Abstract

Patients with cirrhosis have increased gluconeogenesis and fatty acid oxidation that may contribute to a low respiratory quotient (RQ), and this may be linked to sarcopenia and metabolic decompensation when these patients are hospitalized. Therefore, we conducted a prospective study to measure RQ and its impact on skeletal muscle mass, survival, and related complications in hospitalized cirrhotic patients. Fasting RQ and resting energy expenditure (REE) were determined by indirect calorimetry in cirrhotic patients (n = 25), and age, sex, and weight-matched healthy controls (n = 25). Abdominal muscle area was quantified by computed tomography scanning. In cirrhotic patients we also examined the impact of RQ on mortality, repeat hospitalizations, and liver transplantation. Mean RQ in patients with cirrhosis (0.63 ± 0.05) was significantly lower (P < 0.0001) than healthy matched controls (0.84 ± 0.06). Psoas muscle area in cirrhosis (24.0 ± 6.6 cm(2)) was significantly (P < 0.001) lower than in controls (35.9 ± 9.5 cm(2)).
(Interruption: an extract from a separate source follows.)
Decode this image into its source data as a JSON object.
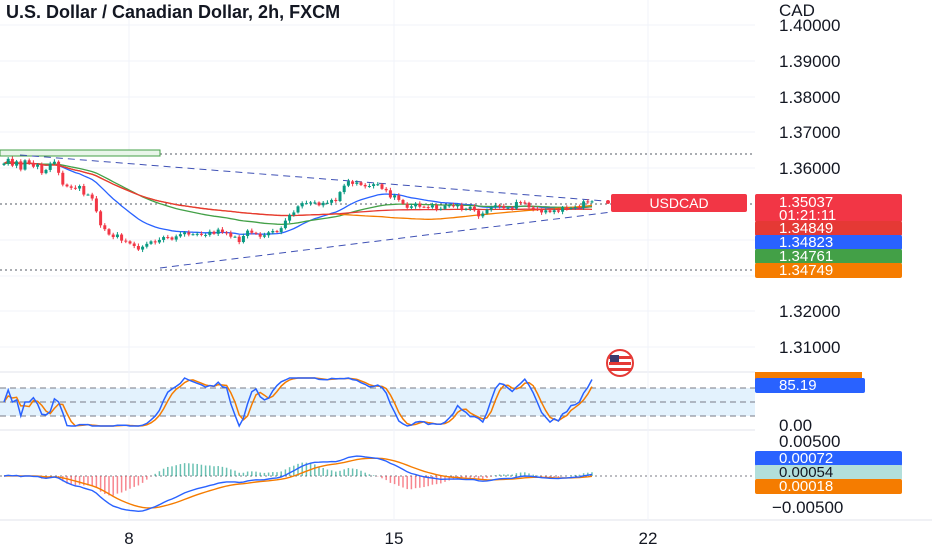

RQ correlated with the reduction in psoas muscle area (r(2) = 0.41; P = 0.01). However, in patients with cirrhosis a reduced RQ did not predict short-term survival or risk of developing complications. When REE was normalized to psoas area, energy expenditure was significantly higher (P < 0.001) in patients with cirrhosis (66.7 ± 17.8 kcal/cm(2)) compared with controls (47.7 ± 7.9 kcal/cm(2)). We conclude that hospitalized patients with cirrhosis have RQs well below the traditional lowest physiological value of 0.69, and this metabolic state is accompanied by reduced skeletal muscle area. Although low RQ does not predict short-term mortality in these patients, it may reflect a decompensated metabolic state that requires careful nutritional management with appropriate consideration for preservation of skeletal muscle mass.